Showing posts with label Peter Fonda. Show all posts
Showing posts with label Peter Fonda. Show all posts

Thursday, December 12, 2013

LOVE AND A .45 (1994)

Back in the early 90's there was a whole slew of these criminal/murderer lovebirds road trip movies: WILD AT HEART, THELMA & LOUISE, TRUE ROMANCE, NATURAL BORN KILLERS, KALIFORNIA, THE DOOM GENERATION and so on.  LOVE AND A .45 is another one and it tells the story of Watty and Starlene.  Watty pays the bills on their crappy little trailer by doing small time hold up jobs.  Starlene sometimes acts as a diversion.  After one job goes horribly wrong (thanks to their high as a kite buddy, Billy, going nuts and killing a woman), they head out on the road to Mexico.  Of course, if things went according to plan there wouldn't be much of a movie, so to add to the drama we got some macho policemen, strung out criminal tough guys and a left for dead but not quite so dead Billy hot on their trail.  That doesn't stop them though from seeing the sights, getting married, visiting Starlene's folks and even stopping off to buy camera film.

I remember seeing this film when it came out and enjoying it, but watching it now it doesn't hold up very well.  There's very little action and I never once got a feeling that Watty or Starlene were ever in much trouble.  The whole movie Starlene's just giggling away.  You would think they were on a road trip to a petting zoo not on the run for their lives.

Average pace, dated everything, Peter Fonda in a small role, Rene Zellweger actually looking attractive, a nod to PINK FLAMINGOS, nice looking old cars, $279 VCR's, nice Texas scenery, a skull tattoo, Jeffery Combs as a mobster bill collector, fork to neck stabbing, a young Gil Bellows and a soundtrack featuring stuff like The Jesus and Mary Chain, Mazzy Star, The Reverend Horton Heat and Johnny Cash.

For a low-budget movie you could definitely do worse,  but I wouldn't go out of my way to watch it.

Wednesday, November 9, 2011

ESCAPE FROM L.A. (1996)

"You may have escaped from New York, but this is L.A., vato."

August 23, 2000.  A massive earthquake separates Los Angeles from mainland America.  The hardcore Christian President turns the new island into a prison where anybody who doesn't fit into his idea of a perfect Christian nation (kweers, atheists, drug users,dogs and cats who live together, etc.) is exiled permanently.  Logistically, that doesn't even make sense, but whatever.

Fast-forward to 2013 and the President's hot daughter is brainwashed via virtual reality by a revolutionary leader who lives on the Island of Los Angeles.
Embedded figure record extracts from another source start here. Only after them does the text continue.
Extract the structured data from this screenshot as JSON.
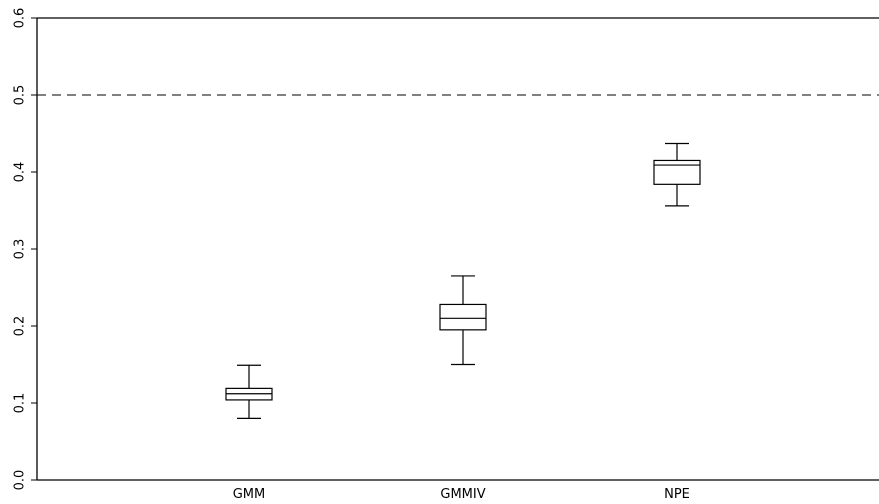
{
  "chart_data": {
    "type": "box",
    "title": "",
    "xlabel": "",
    "ylabel": "",
    "ylim": [
      0.0,
      0.6
    ],
    "yticks": [
      "0.0",
      "0.1",
      "0.2",
      "0.3",
      "0.4",
      "0.5",
      "0.6"
    ],
    "categories": [
      "GMM",
      "GMMIV",
      "NPE"
    ],
    "boxes": [
      {
        "label": "GMM",
        "whisker_low": 0.08,
        "q1": 0.104,
        "median": 0.112,
        "q3": 0.119,
        "whisker_high": 0.149
      },
      {
        "label": "GMMIV",
        "whisker_low": 0.15,
        "q1": 0.195,
        "median": 0.21,
        "q3": 0.228,
        "whisker_high": 0.265
      },
      {
        "label": "NPE",
        "whisker_low": 0.356,
        "q1": 0.384,
        "median": 0.409,
        "q3": 0.415,
        "whisker_high": 0.437
      }
    ],
    "reference_line": {
      "y": 0.5,
      "style": "dashed"
    },
    "grid": false
  }
}
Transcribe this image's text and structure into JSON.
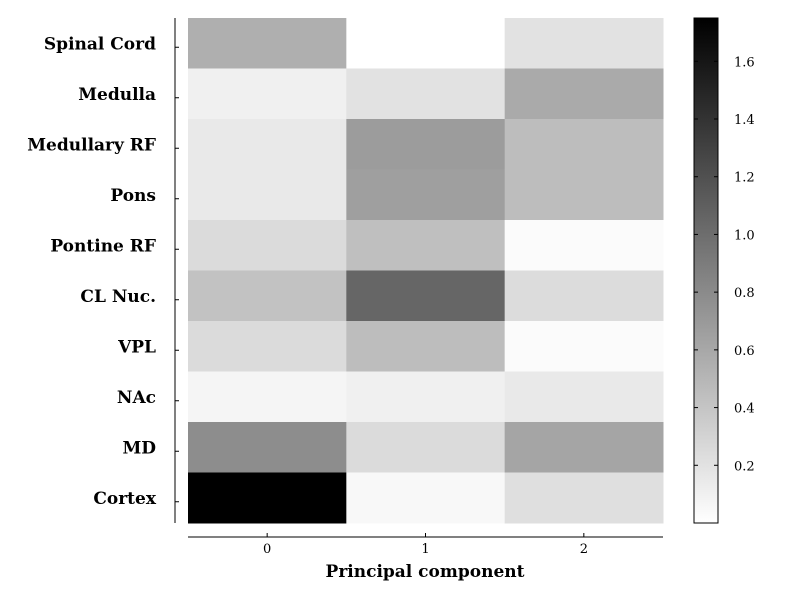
{
  "chart_data": {
    "type": "heatmap",
    "title": "",
    "xlabel": "Principal component",
    "ylabel": "",
    "x_categories": [
      "0",
      "1",
      "2"
    ],
    "y_categories": [
      "Spinal Cord",
      "Medulla",
      "Medullary RF",
      "Pons",
      "Pontine RF",
      "CL Nuc.",
      "VPL",
      "NAc",
      "MD",
      "Cortex"
    ],
    "values": [
      [
        0.55,
        0.0,
        0.2
      ],
      [
        0.1,
        0.2,
        0.58
      ],
      [
        0.15,
        0.68,
        0.45
      ],
      [
        0.15,
        0.66,
        0.45
      ],
      [
        0.25,
        0.44,
        0.03
      ],
      [
        0.42,
        1.05,
        0.24
      ],
      [
        0.25,
        0.45,
        0.03
      ],
      [
        0.07,
        0.1,
        0.15
      ],
      [
        0.78,
        0.25,
        0.62
      ],
      [
        1.75,
        0.05,
        0.22
      ]
    ],
    "colormap": "white-to-black",
    "colorbar": {
      "range": [
        0.0,
        1.75
      ],
      "ticks": [
        0.2,
        0.4,
        0.6,
        0.8,
        1.0,
        1.2,
        1.4,
        1.6
      ],
      "tick_labels": [
        "0.2",
        "0.4",
        "0.6",
        "0.8",
        "1.0",
        "1.2",
        "1.4",
        "1.6"
      ],
      "placement": "right"
    },
    "grid": false,
    "legend": "none"
  }
}
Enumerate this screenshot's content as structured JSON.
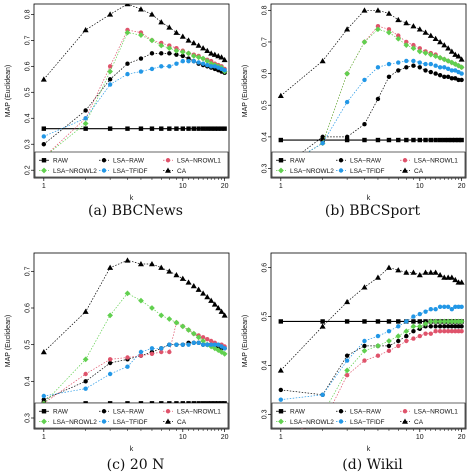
{
  "chart_data": [
    {
      "type": "line",
      "caption": "(a) BBCNews",
      "xlabel": "k",
      "ylabel": "MAP (Euclidean)",
      "xscale": "log",
      "xticks": [
        1,
        10,
        20
      ],
      "yticks": [
        0.2,
        0.3,
        0.4,
        0.5,
        0.6,
        0.7,
        0.8
      ],
      "ylim": [
        0.17,
        0.84
      ],
      "x": [
        1,
        2,
        3,
        4,
        5,
        6,
        7,
        8,
        9,
        10,
        11,
        12,
        13,
        14,
        15,
        16,
        17,
        18,
        19,
        20
      ],
      "series": [
        {
          "name": "RAW",
          "values": [
            0.36,
            0.36,
            0.36,
            0.36,
            0.36,
            0.36,
            0.36,
            0.36,
            0.36,
            0.36,
            0.36,
            0.36,
            0.36,
            0.36,
            0.36,
            0.36,
            0.36,
            0.36,
            0.36,
            0.36
          ]
        },
        {
          "name": "LSA−RAW",
          "values": [
            0.3,
            0.43,
            0.55,
            0.61,
            0.63,
            0.65,
            0.65,
            0.65,
            0.645,
            0.64,
            0.63,
            0.62,
            0.61,
            0.605,
            0.6,
            0.595,
            0.59,
            0.585,
            0.58,
            0.575
          ]
        },
        {
          "name": "LSA−NROWL1",
          "values": [
            0.25,
            0.4,
            0.6,
            0.74,
            0.73,
            0.7,
            0.69,
            0.68,
            0.67,
            0.66,
            0.65,
            0.645,
            0.64,
            0.63,
            0.625,
            0.62,
            0.61,
            0.605,
            0.6,
            0.59
          ]
        },
        {
          "name": "LSA−NROWL2",
          "values": [
            0.25,
            0.38,
            0.58,
            0.73,
            0.72,
            0.7,
            0.68,
            0.67,
            0.66,
            0.655,
            0.65,
            0.64,
            0.635,
            0.63,
            0.62,
            0.61,
            0.605,
            0.6,
            0.595,
            0.58
          ]
        },
        {
          "name": "LSA−TFIDF",
          "values": [
            0.33,
            0.4,
            0.53,
            0.57,
            0.58,
            0.59,
            0.6,
            0.6,
            0.61,
            0.62,
            0.62,
            0.62,
            0.615,
            0.61,
            0.605,
            0.6,
            0.6,
            0.595,
            0.59,
            0.585
          ]
        },
        {
          "name": "CA",
          "values": [
            0.55,
            0.74,
            0.8,
            0.84,
            0.82,
            0.8,
            0.77,
            0.75,
            0.73,
            0.715,
            0.7,
            0.69,
            0.68,
            0.67,
            0.66,
            0.65,
            0.645,
            0.64,
            0.635,
            0.625
          ]
        }
      ],
      "legend": "bottom"
    },
    {
      "type": "line",
      "caption": "(b) BBCSport",
      "xlabel": "k",
      "ylabel": "MAP (Euclidean)",
      "xscale": "log",
      "xticks": [
        1,
        10,
        20
      ],
      "yticks": [
        0.3,
        0.4,
        0.5,
        0.6,
        0.7,
        0.8
      ],
      "ylim": [
        0.27,
        0.82
      ],
      "x": [
        1,
        2,
        3,
        4,
        5,
        6,
        7,
        8,
        9,
        10,
        11,
        12,
        13,
        14,
        15,
        16,
        17,
        18,
        19,
        20
      ],
      "series": [
        {
          "name": "RAW",
          "values": [
            0.39,
            0.39,
            0.39,
            0.39,
            0.39,
            0.39,
            0.39,
            0.39,
            0.39,
            0.39,
            0.39,
            0.39,
            0.39,
            0.39,
            0.39,
            0.39,
            0.39,
            0.39,
            0.39,
            0.39
          ]
        },
        {
          "name": "LSA−RAW",
          "values": [
            0.3,
            0.4,
            0.4,
            0.44,
            0.52,
            0.59,
            0.61,
            0.62,
            0.625,
            0.62,
            0.61,
            0.605,
            0.6,
            0.595,
            0.59,
            0.59,
            0.585,
            0.585,
            0.58,
            0.58
          ]
        },
        {
          "name": "LSA−NROWL1",
          "values": [
            0.3,
            0.38,
            0.6,
            0.7,
            0.75,
            0.74,
            0.72,
            0.7,
            0.69,
            0.68,
            0.67,
            0.665,
            0.66,
            0.65,
            0.645,
            0.64,
            0.635,
            0.63,
            0.625,
            0.62
          ]
        },
        {
          "name": "LSA−NROWL2",
          "values": [
            0.3,
            0.38,
            0.6,
            0.7,
            0.74,
            0.73,
            0.71,
            0.69,
            0.68,
            0.67,
            0.665,
            0.66,
            0.655,
            0.65,
            0.645,
            0.64,
            0.635,
            0.63,
            0.625,
            0.62
          ]
        },
        {
          "name": "LSA−TFIDF",
          "values": [
            0.3,
            0.38,
            0.51,
            0.58,
            0.62,
            0.63,
            0.635,
            0.64,
            0.64,
            0.635,
            0.63,
            0.63,
            0.625,
            0.62,
            0.62,
            0.615,
            0.61,
            0.61,
            0.605,
            0.6
          ]
        },
        {
          "name": "CA",
          "values": [
            0.53,
            0.64,
            0.74,
            0.8,
            0.8,
            0.79,
            0.77,
            0.76,
            0.75,
            0.74,
            0.73,
            0.72,
            0.71,
            0.7,
            0.69,
            0.68,
            0.67,
            0.66,
            0.655,
            0.645
          ]
        }
      ],
      "legend": "bottom"
    },
    {
      "type": "line",
      "caption": "(c) 20 N",
      "xlabel": "k",
      "ylabel": "MAP (Euclidean)",
      "xscale": "log",
      "xticks": [
        1,
        10,
        20
      ],
      "yticks": [
        0.3,
        0.4,
        0.5,
        0.6,
        0.7
      ],
      "ylim": [
        0.27,
        0.75
      ],
      "x": [
        1,
        2,
        3,
        4,
        5,
        6,
        7,
        8,
        9,
        10,
        11,
        12,
        13,
        14,
        15,
        16,
        17,
        18,
        19,
        20
      ],
      "series": [
        {
          "name": "RAW",
          "values": [
            0.34,
            0.34,
            0.34,
            0.34,
            0.34,
            0.34,
            0.34,
            0.34,
            0.34,
            0.34,
            0.34,
            0.34,
            0.34,
            0.34,
            0.34,
            0.34,
            0.34,
            0.34,
            0.34,
            0.34
          ]
        },
        {
          "name": "LSA−RAW",
          "values": [
            0.35,
            0.4,
            0.45,
            0.46,
            0.47,
            0.48,
            0.49,
            0.5,
            0.5,
            0.5,
            0.505,
            0.505,
            0.505,
            0.5,
            0.5,
            0.5,
            0.495,
            0.495,
            0.49,
            0.49
          ]
        },
        {
          "name": "LSA−NROWL1",
          "values": [
            0.34,
            0.42,
            0.46,
            0.465,
            0.47,
            0.475,
            0.48,
            0.48,
            0.56,
            0.55,
            0.54,
            0.53,
            0.525,
            0.52,
            0.515,
            0.51,
            0.505,
            0.5,
            0.5,
            0.495
          ]
        },
        {
          "name": "LSA−NROWL2",
          "values": [
            0.34,
            0.46,
            0.58,
            0.64,
            0.62,
            0.6,
            0.58,
            0.57,
            0.56,
            0.55,
            0.54,
            0.53,
            0.52,
            0.51,
            0.5,
            0.495,
            0.49,
            0.485,
            0.48,
            0.475
          ]
        },
        {
          "name": "LSA−TFIDF",
          "values": [
            0.36,
            0.38,
            0.42,
            0.44,
            0.48,
            0.49,
            0.49,
            0.5,
            0.5,
            0.5,
            0.5,
            0.505,
            0.505,
            0.5,
            0.5,
            0.5,
            0.5,
            0.5,
            0.495,
            0.49
          ]
        },
        {
          "name": "CA",
          "values": [
            0.48,
            0.59,
            0.71,
            0.73,
            0.72,
            0.72,
            0.71,
            0.7,
            0.69,
            0.68,
            0.67,
            0.66,
            0.65,
            0.64,
            0.63,
            0.62,
            0.61,
            0.6,
            0.59,
            0.58
          ]
        }
      ],
      "legend": "bottom"
    },
    {
      "type": "line",
      "caption": "(d) Wikil",
      "xlabel": "k",
      "ylabel": "MAP (Euclidean)",
      "xscale": "log",
      "xticks": [
        1,
        10,
        20
      ],
      "yticks": [
        0.3,
        0.4,
        0.5,
        0.6
      ],
      "ylim": [
        0.27,
        0.63
      ],
      "x": [
        1,
        2,
        3,
        4,
        5,
        6,
        7,
        8,
        9,
        10,
        11,
        12,
        13,
        14,
        15,
        16,
        17,
        18,
        19,
        20
      ],
      "series": [
        {
          "name": "RAW",
          "values": [
            0.49,
            0.49,
            0.49,
            0.49,
            0.49,
            0.49,
            0.49,
            0.49,
            0.49,
            0.49,
            0.49,
            0.49,
            0.49,
            0.49,
            0.49,
            0.49,
            0.49,
            0.49,
            0.49,
            0.49
          ]
        },
        {
          "name": "LSA−RAW",
          "values": [
            0.35,
            0.34,
            0.42,
            0.44,
            0.44,
            0.44,
            0.45,
            0.46,
            0.47,
            0.475,
            0.48,
            0.48,
            0.48,
            0.48,
            0.48,
            0.48,
            0.48,
            0.48,
            0.48,
            0.48
          ]
        },
        {
          "name": "LSA−NROWL1",
          "values": [
            0.26,
            0.28,
            0.38,
            0.41,
            0.42,
            0.43,
            0.44,
            0.45,
            0.455,
            0.46,
            0.465,
            0.465,
            0.47,
            0.47,
            0.47,
            0.47,
            0.47,
            0.47,
            0.47,
            0.47
          ]
        },
        {
          "name": "LSA−NROWL2",
          "values": [
            0.28,
            0.3,
            0.39,
            0.43,
            0.44,
            0.45,
            0.46,
            0.47,
            0.48,
            0.48,
            0.485,
            0.49,
            0.49,
            0.49,
            0.49,
            0.49,
            0.49,
            0.49,
            0.49,
            0.49
          ]
        },
        {
          "name": "LSA−TFIDF",
          "values": [
            0.33,
            0.34,
            0.41,
            0.45,
            0.46,
            0.47,
            0.48,
            0.49,
            0.5,
            0.505,
            0.51,
            0.515,
            0.515,
            0.52,
            0.52,
            0.52,
            0.515,
            0.52,
            0.52,
            0.52
          ]
        },
        {
          "name": "CA",
          "values": [
            0.39,
            0.48,
            0.53,
            0.56,
            0.58,
            0.6,
            0.595,
            0.59,
            0.59,
            0.585,
            0.59,
            0.59,
            0.59,
            0.585,
            0.58,
            0.58,
            0.58,
            0.575,
            0.57,
            0.57
          ]
        }
      ],
      "legend": "bottom"
    }
  ],
  "style": {
    "colors": {
      "RAW": "#000000",
      "LSA−RAW": "#000000",
      "LSA−NROWL1": "#df536b",
      "LSA−NROWL2": "#61d04f",
      "LSA−TFIDF": "#2297e6",
      "CA": "#000000"
    },
    "markers": {
      "RAW": "square",
      "LSA−RAW": "circle",
      "LSA−NROWL1": "circle",
      "LSA−NROWL2": "diamond",
      "LSA−TFIDF": "circle",
      "CA": "triangle"
    }
  }
}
He has her steal a top secret super weapon called the "Sword of Damocles" and deliver it to him. So now it's up to the government to sneak a dude onto the island to locate the President's daughter and return the weapon. That's where soon to be transported to Manhattan, I mean, Los Angeles prisoner and ex-special forces soldier "Snake" Plissken comes in. Yep, that's right.  It's the same fucking story as the original film, except this time instead of Manhattan it's L.A.

Surfing, playing basketball, hang gliding, walking on a treadmill...this movie is definitely weird.  A good way to briefly describe ESCAPE FROM L.A. is there's a short scene where Snake is walking near a road and a car drives by with a dude hanging out of the window shooting a gun while blaring Sugar Ray.  Yes, Sugar Ray.  Snake then turns around to walk off.  The sound of thunder is heard while a bright light flashes from behind a nearby bush.  (It's almost like that awesome non-gun drive by two years later in DISTURBING BEHAVIOR with the non-threatening dudes and that Sesame Street music blaring.)

All things considered, ESCAPE FROM L.A. isn't much worse than the already overrated ESCAPE FROM NEW YORK. Cheesier yes, but laughing at it actually adds the much needed entertainment the original lacked.  Based purely on entertainment, EFLA is barely passable.  The story is weak, the look of the whole thing is garbage, the entire movie is a night, zero nudity, zero gore, zero blood, the action scenes are forgettable, the dialogue is rubbish.  Honestly, the biggest entertainment comes from the surprising cast and simply laughing at...everything.  Especially the story and the special effects.